Étrange Garçon : C’était avant l’arrivée de Lilas.

Loïs : Un an après, il est arrivé et il m’a dit « Ouais, tu veux pas jouer de la basse ? », du coup j’ai accepté…

Étrange Garçon : On voulait Manon dans ce groupe. C’est notre frangine, on l’aime trop !

Bastien : Pour moi, l’intégration s’est faite un peu plus directement, parce que je connaissais Petri des groupes précédents. C’est elle qui m’a fait découvrir le metal de manière générale… pas forcément le black. C’est au détour d’une conversation qu’Étrange Garçon est venu me voir en me disant « Tu sais jouer de la batterie un peu metal ? », parce que j’avais déjà l’expérience de Death in Kitty, un groupe un peu punk. Il m’a dit « T’es de chez nous ; rejoins Bovary ! », j’ai dit « Bah pourquoi pas, ça pourrait être une expérience assez sympathique… » Je me suis très vite identifié au groupe, j’ai très vite appris les compositions existantes et les gimmicks de composition d’un style comme le black ou le DSBM. Du coup, je pense que c’est pour ça que maintenant, on est à la fois un groupe très performant et une bande de potes, tout simplement, qui aimons jouer tous ensemble… quitte à faire des heures de route jusqu’à Paris !

Quels sont vos projets à l’heure actuelle ?

Étrange Garçon : Euh… ne pas mourir avant le second album ?

Loïs : Faire le plus de concerts possible, et kiffer faire de la musique.

Petri Ravn : Et dès qu’on aura digéré la sortie de Par amour du vide, on commencera à travailler sur le prochain.

Étrange Garçon : On rêve d’un split avec Happy Days, voilà, on lâche l’info ! […] On aime beaucoup Happy Days, on a découvert la personne qui est derrière, Scott, qui est un mec génial, un mec comme il n’y en a pas d’autre dans la scène… Je nous sens très proches, un des mecs les plus humbles qu’il y a dans la scène, et moi, je trouve que ce qu’il fait dans Happy Days, quelque part, a une vraie paternité avec ce qu’on fait dans Bovary. C’est un honneur d’avoir maintenant un membre en commun avec ce groupe-là (Petri Ravn, ndlr), et j’aimerais qu’à terme, l’un suive les traces de l’autre.
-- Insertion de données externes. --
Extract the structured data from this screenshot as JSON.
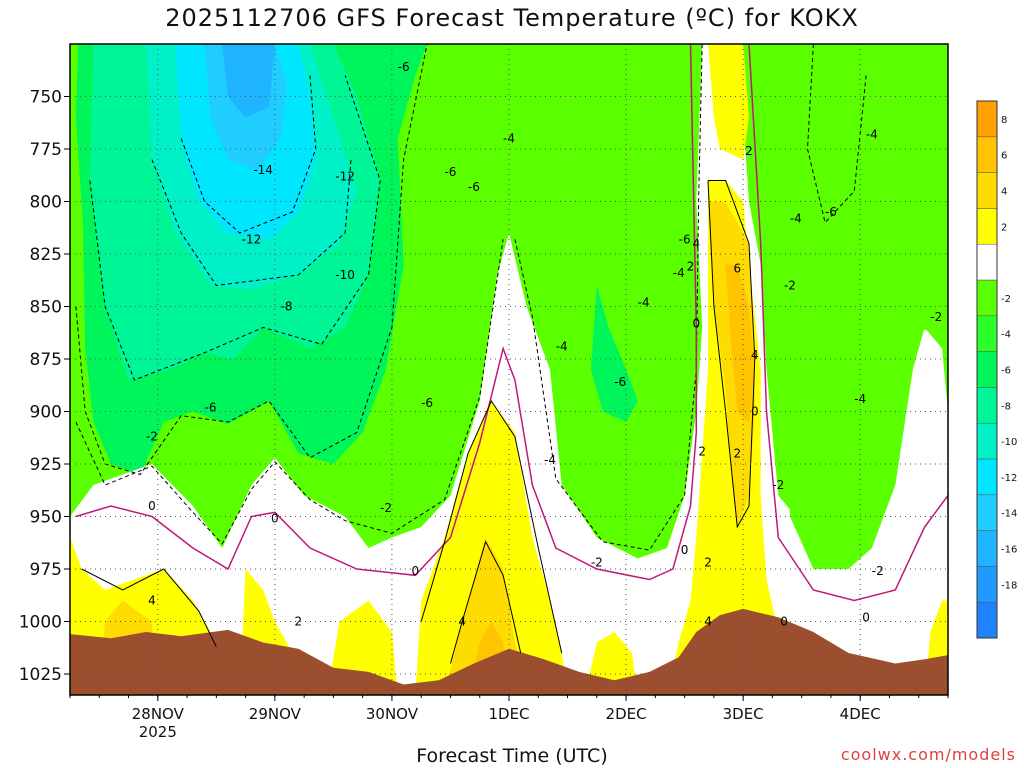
{
  "chart_data": {
    "type": "heatmap",
    "title": "2025112706 GFS Forecast Temperature (ºC) for KOKX",
    "xlabel": "Forecast Time (UTC)",
    "ylabel": "",
    "y_scale": "pressure (inverted, top 725 to bottom 1035)",
    "y_ticks": [
      750,
      775,
      800,
      825,
      850,
      875,
      900,
      925,
      950,
      975,
      1000,
      1025
    ],
    "x_ticks": [
      {
        "label": "28NOV",
        "sublabel": "2025",
        "day": 1
      },
      {
        "label": "29NOV",
        "sublabel": "",
        "day": 2
      },
      {
        "label": "30NOV",
        "sublabel": "",
        "day": 3
      },
      {
        "label": "1DEC",
        "sublabel": "",
        "day": 4
      },
      {
        "label": "2DEC",
        "sublabel": "",
        "day": 5
      },
      {
        "label": "3DEC",
        "sublabel": "",
        "day": 6
      },
      {
        "label": "4DEC",
        "sublabel": "",
        "day": 7
      }
    ],
    "x_range_days": [
      0.25,
      7.75
    ],
    "grid": true,
    "colorbar": {
      "levels": [
        {
          "label": "",
          "color": "#1f83ff"
        },
        {
          "label": "-18",
          "color": "#1f9bff"
        },
        {
          "label": "-16",
          "color": "#1fb4ff"
        },
        {
          "label": "-14",
          "color": "#1fcdff"
        },
        {
          "label": "-12",
          "color": "#00e6ff"
        },
        {
          "label": "-10",
          "color": "#00f0c8"
        },
        {
          "label": "-8",
          "color": "#00f596"
        },
        {
          "label": "-6",
          "color": "#00f55a"
        },
        {
          "label": "-4",
          "color": "#2aff2a"
        },
        {
          "label": "-2",
          "color": "#5aff00"
        },
        {
          "label": "",
          "color": "#ffffff"
        },
        {
          "label": "2",
          "color": "#ffff00"
        },
        {
          "label": "4",
          "color": "#ffdc00"
        },
        {
          "label": "6",
          "color": "#ffc300"
        },
        {
          "label": "8",
          "color": "#ffa000"
        }
      ]
    },
    "contour_labels": [
      {
        "text": "-6",
        "day": 3.1,
        "p": 736
      },
      {
        "text": "-4",
        "day": 4.0,
        "p": 770
      },
      {
        "text": "-14",
        "day": 1.9,
        "p": 785
      },
      {
        "text": "-12",
        "day": 2.6,
        "p": 788
      },
      {
        "text": "-6",
        "day": 3.5,
        "p": 786
      },
      {
        "text": "-6",
        "day": 3.7,
        "p": 793
      },
      {
        "text": "-12",
        "day": 1.8,
        "p": 818
      },
      {
        "text": "-10",
        "day": 2.6,
        "p": 835
      },
      {
        "text": "-8",
        "day": 2.1,
        "p": 850
      },
      {
        "text": "-6",
        "day": 1.45,
        "p": 898
      },
      {
        "text": "-6",
        "day": 3.3,
        "p": 896
      },
      {
        "text": "-2",
        "day": 0.95,
        "p": 912
      },
      {
        "text": "0",
        "day": 0.95,
        "p": 945
      },
      {
        "text": "0",
        "day": 2.0,
        "p": 951
      },
      {
        "text": "-2",
        "day": 2.95,
        "p": 946
      },
      {
        "text": "0",
        "day": 3.2,
        "p": 976
      },
      {
        "text": "4",
        "day": 0.95,
        "p": 990
      },
      {
        "text": "2",
        "day": 2.2,
        "p": 1000
      },
      {
        "text": "4",
        "day": 3.6,
        "p": 1000
      },
      {
        "text": "-2",
        "day": 4.75,
        "p": 972
      },
      {
        "text": "-4",
        "day": 4.45,
        "p": 869
      },
      {
        "text": "-6",
        "day": 4.95,
        "p": 886
      },
      {
        "text": "-4",
        "day": 4.35,
        "p": 923
      },
      {
        "text": "-6",
        "day": 5.5,
        "p": 818
      },
      {
        "text": "4",
        "day": 5.6,
        "p": 820
      },
      {
        "text": "2",
        "day": 5.55,
        "p": 831
      },
      {
        "text": "-4",
        "day": 5.45,
        "p": 834
      },
      {
        "text": "-4",
        "day": 5.15,
        "p": 848
      },
      {
        "text": "0",
        "day": 5.6,
        "p": 858
      },
      {
        "text": "6",
        "day": 5.95,
        "p": 832
      },
      {
        "text": "4",
        "day": 6.1,
        "p": 873
      },
      {
        "text": "0",
        "day": 6.1,
        "p": 900
      },
      {
        "text": "2",
        "day": 5.65,
        "p": 919
      },
      {
        "text": "2",
        "day": 5.95,
        "p": 920
      },
      {
        "text": "-2",
        "day": 6.3,
        "p": 935
      },
      {
        "text": "0",
        "day": 5.5,
        "p": 966
      },
      {
        "text": "2",
        "day": 5.7,
        "p": 972
      },
      {
        "text": "4",
        "day": 5.7,
        "p": 1000
      },
      {
        "text": "0",
        "day": 6.35,
        "p": 1000
      },
      {
        "text": "2",
        "day": 6.05,
        "p": 776
      },
      {
        "text": "-4",
        "day": 6.45,
        "p": 808
      },
      {
        "text": "-2",
        "day": 6.4,
        "p": 840
      },
      {
        "text": "-6",
        "day": 6.75,
        "p": 805
      },
      {
        "text": "-4",
        "day": 7.1,
        "p": 768
      },
      {
        "text": "-2",
        "day": 7.65,
        "p": 855
      },
      {
        "text": "-4",
        "day": 7.0,
        "p": 894
      },
      {
        "text": "-2",
        "day": 7.15,
        "p": 976
      },
      {
        "text": "0",
        "day": 7.05,
        "p": 998
      }
    ]
  },
  "watermark": "coolwx.com/models",
  "colors": {
    "terrain": "#9c4f2e",
    "freezing_line": "#c01878",
    "grid": "#555555"
  }
}
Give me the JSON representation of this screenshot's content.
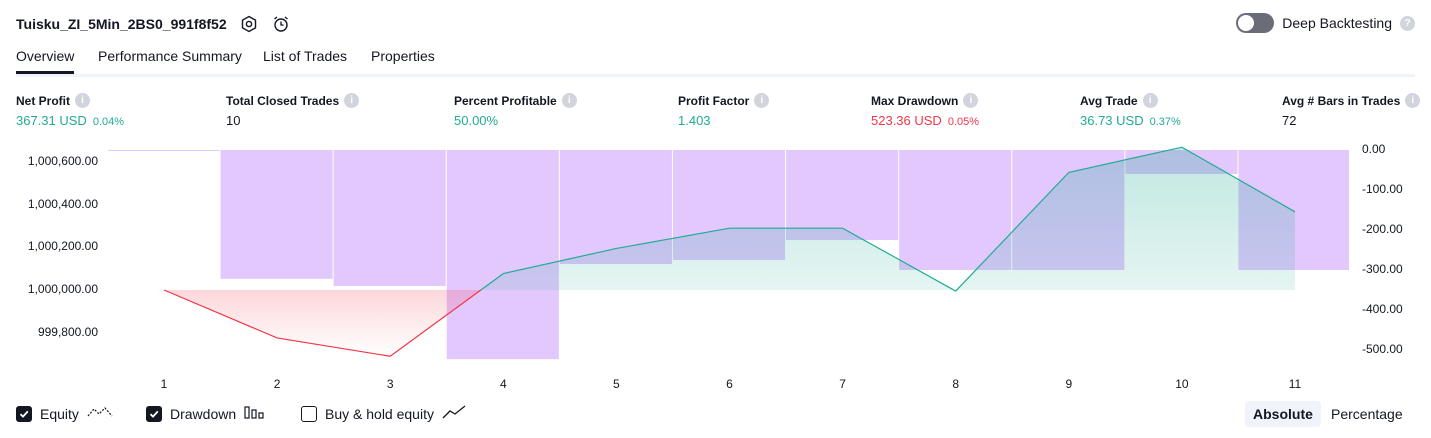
{
  "header": {
    "title": "Tuisku_ZI_5Min_2BS0_991f8f52",
    "deep_backtesting_label": "Deep Backtesting",
    "help_glyph": "?"
  },
  "tabs": [
    {
      "label": "Overview",
      "active": true
    },
    {
      "label": "Performance Summary",
      "active": false
    },
    {
      "label": "List of Trades",
      "active": false
    },
    {
      "label": "Properties",
      "active": false
    }
  ],
  "metrics": [
    {
      "label": "Net Profit",
      "value": "367.31 USD",
      "pct": "0.04%",
      "color": "green"
    },
    {
      "label": "Total Closed Trades",
      "value": "10",
      "pct": "",
      "color": "dark"
    },
    {
      "label": "Percent Profitable",
      "value": "50.00%",
      "pct": "",
      "color": "green"
    },
    {
      "label": "Profit Factor",
      "value": "1.403",
      "pct": "",
      "color": "green"
    },
    {
      "label": "Max Drawdown",
      "value": "523.36 USD",
      "pct": "0.05%",
      "color": "red"
    },
    {
      "label": "Avg Trade",
      "value": "36.73 USD",
      "pct": "0.37%",
      "color": "green"
    },
    {
      "label": "Avg # Bars in Trades",
      "value": "72",
      "pct": "",
      "color": "dark"
    }
  ],
  "colors": {
    "equity_line": "#22ab94",
    "loss_line": "#f23645",
    "drawdown_bar": "#c084fc",
    "positive": "#22ab94",
    "negative": "#f23645"
  },
  "chart_data": {
    "type": "line",
    "x": [
      1,
      2,
      3,
      4,
      5,
      6,
      7,
      8,
      9,
      10,
      11
    ],
    "x_tick_labels": [
      "1",
      "2",
      "3",
      "4",
      "5",
      "6",
      "7",
      "8",
      "9",
      "10",
      "11"
    ],
    "left_ticks": [
      "1,000,600.00",
      "1,000,400.00",
      "1,000,200.00",
      "1,000,000.00",
      "999,800.00"
    ],
    "right_ticks": [
      "0.00",
      "-100.00",
      "-200.00",
      "-300.00",
      "-400.00",
      "-500.00"
    ],
    "series": [
      {
        "name": "Equity",
        "axis": "left",
        "values": [
          1000000,
          999775,
          999689,
          1000077,
          1000195,
          1000290,
          1000290,
          999995,
          1000552,
          1000670,
          1000367
        ]
      },
      {
        "name": "Drawdown",
        "axis": "right",
        "type": "bar",
        "values": [
          0,
          -322,
          -340,
          -523,
          -285,
          -275,
          -225,
          -300,
          -300,
          -60,
          -300
        ]
      }
    ],
    "ylim_left": [
      999760,
      1000600
    ],
    "ylim_right": [
      -500,
      0
    ],
    "grid": false
  },
  "legend": [
    {
      "label": "Equity",
      "checked": true,
      "icon": "equity-line-icon"
    },
    {
      "label": "Drawdown",
      "checked": true,
      "icon": "drawdown-bars-icon"
    },
    {
      "label": "Buy & hold equity",
      "checked": false,
      "icon": "buy-hold-line-icon"
    }
  ],
  "modes": [
    {
      "label": "Absolute",
      "selected": true
    },
    {
      "label": "Percentage",
      "selected": false
    }
  ]
}
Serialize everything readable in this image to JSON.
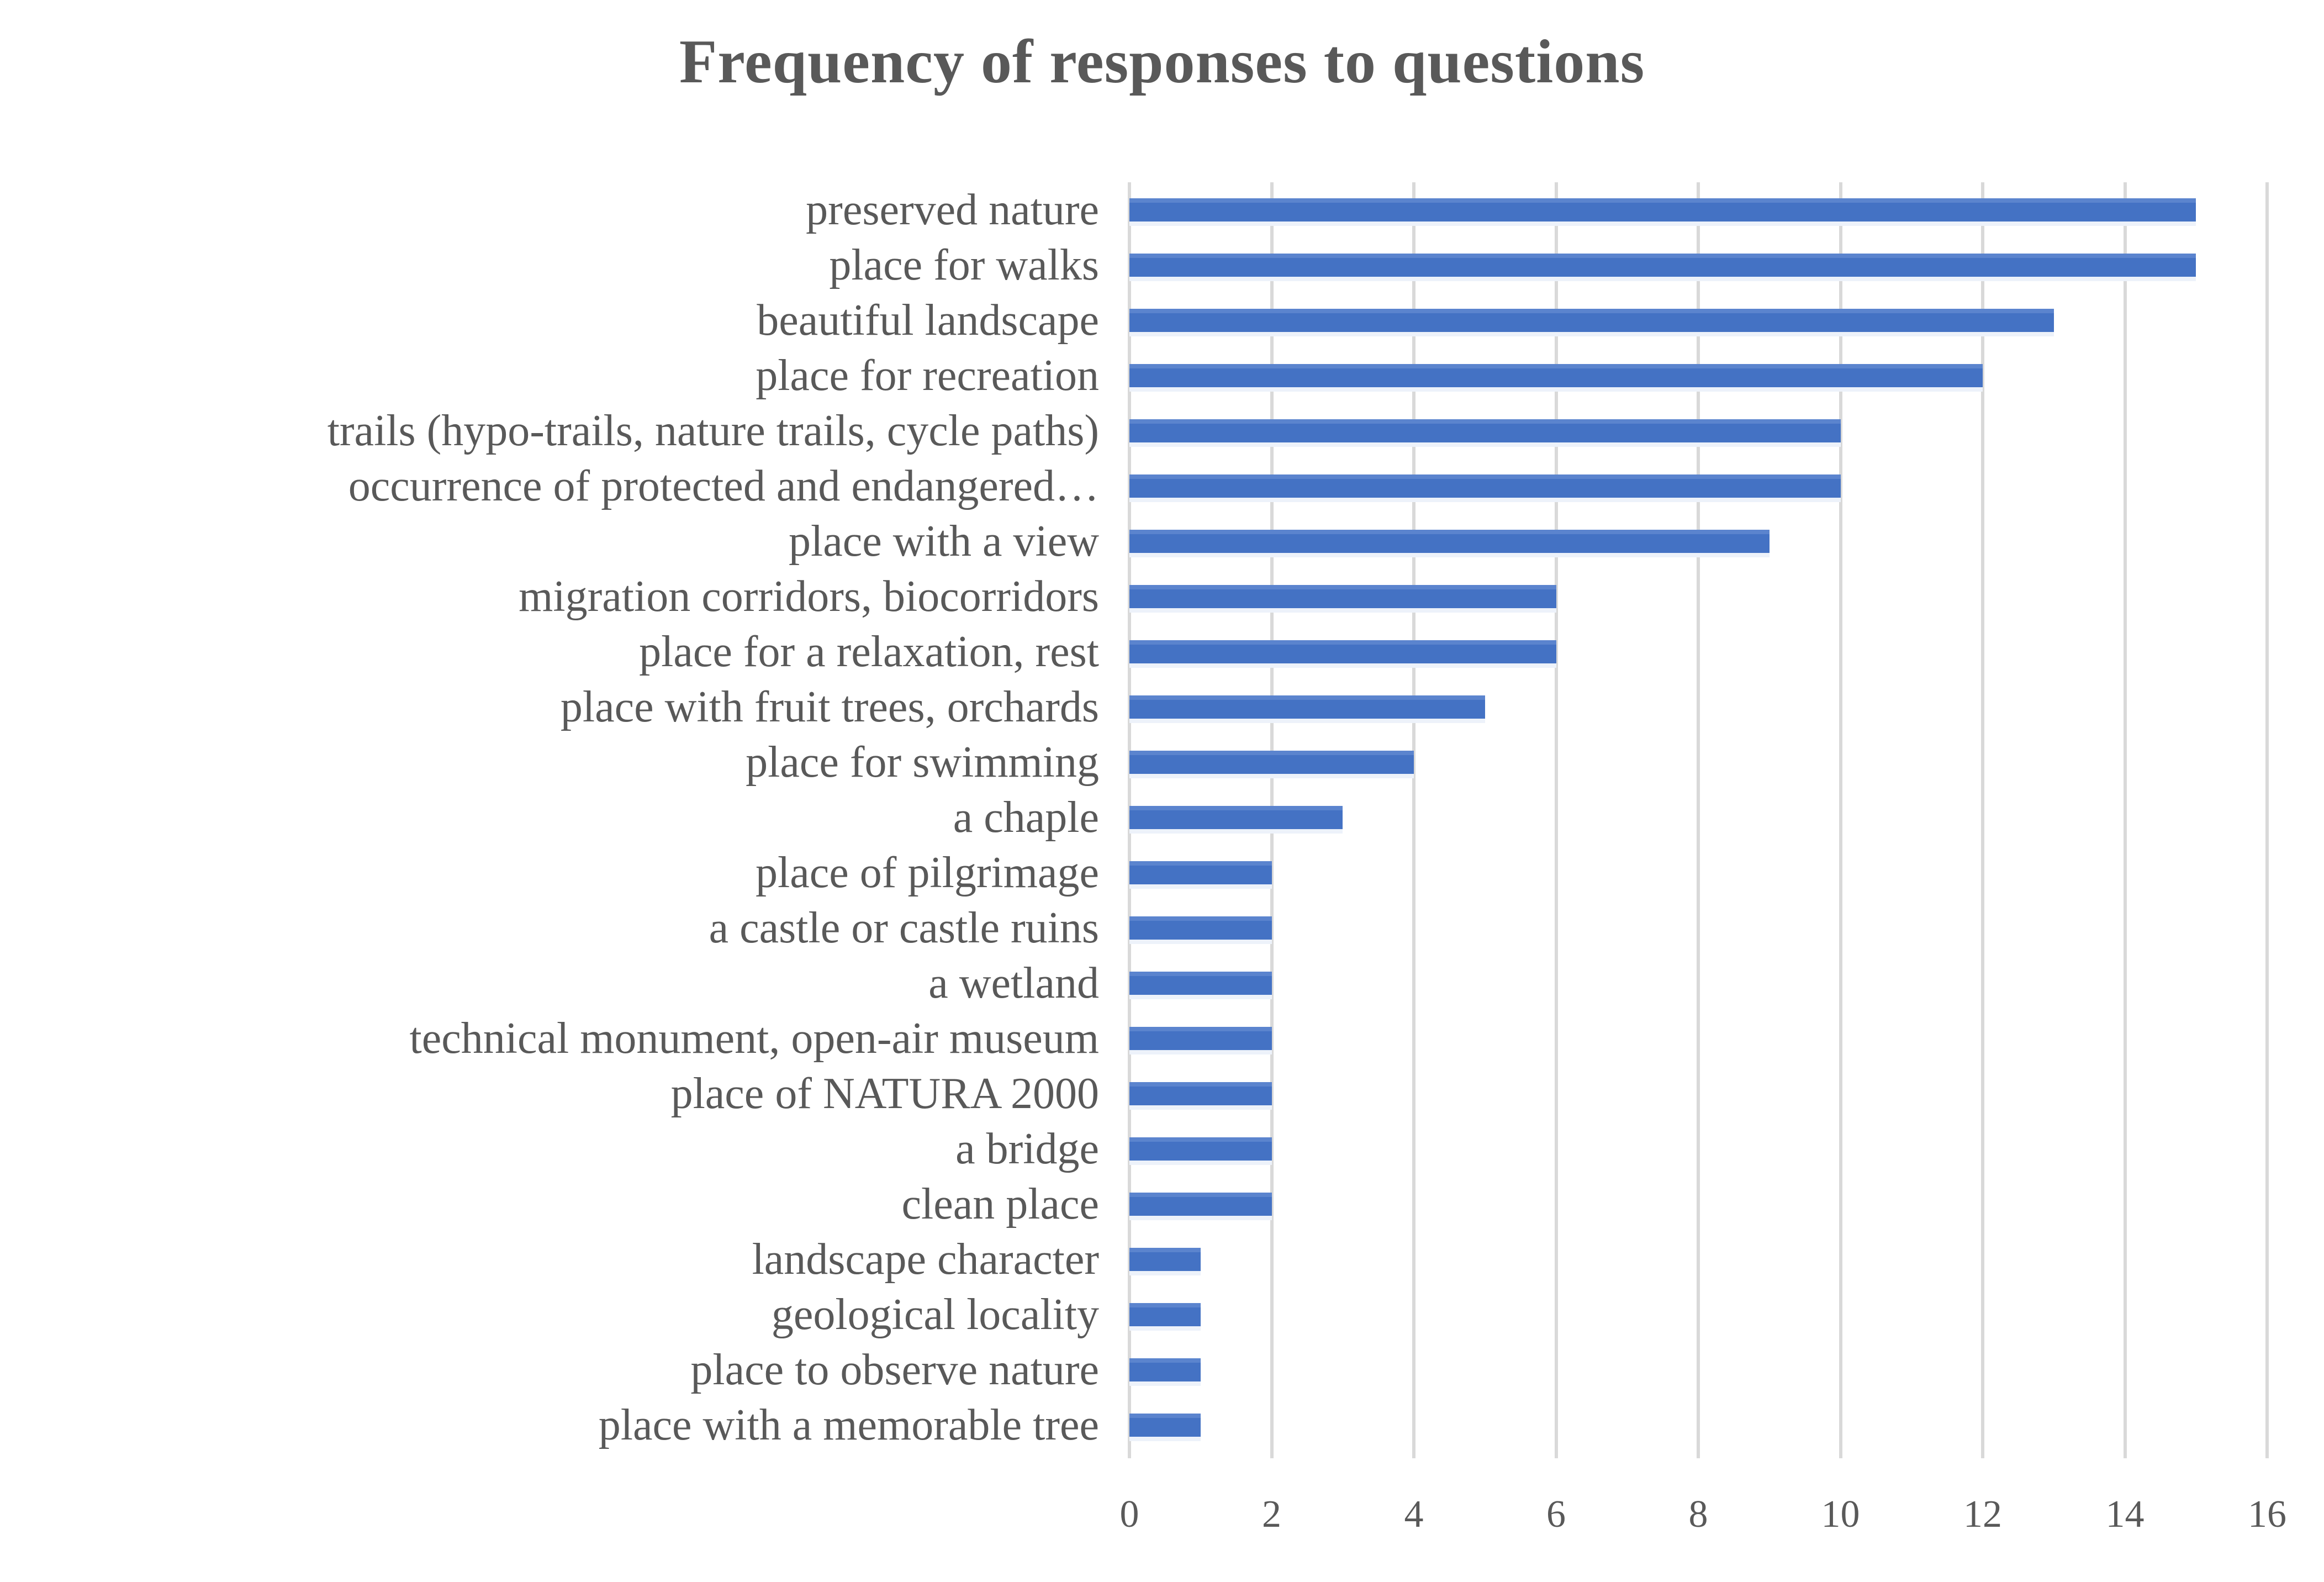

Merci à vous ! Vous avez quelques derniers mots ?

Bastien : Merci à toi !

Étrange Garçon : C’était une interview remarquable, merci Ségolène ! Très pertinent, on voit que tu as un vrai intérêt pour le groupe.

Petri Ravn : Merci beaucoup !

Étrange Garçon : Écoutez, Bovary, c’est une belle équipe qui s’est formée autour d’une musique qui n’était pas forcément évidente, avec des gens qui n’avaient pas forcément vocation à faire ça, et c’est très satisfaisant. Moi, si j’ai un truc à dire pour la fin, c’est que Bovary, je pense, a permis à pas mal de gens — moi y compris, mais aussi les trois autres membres — de devenir eux-mêmes… De mon point de vue, y a rien de plus satisfaisant que de devenir soi-même avec la musique.

Petri Ravn : C’est un beau mot de la fin.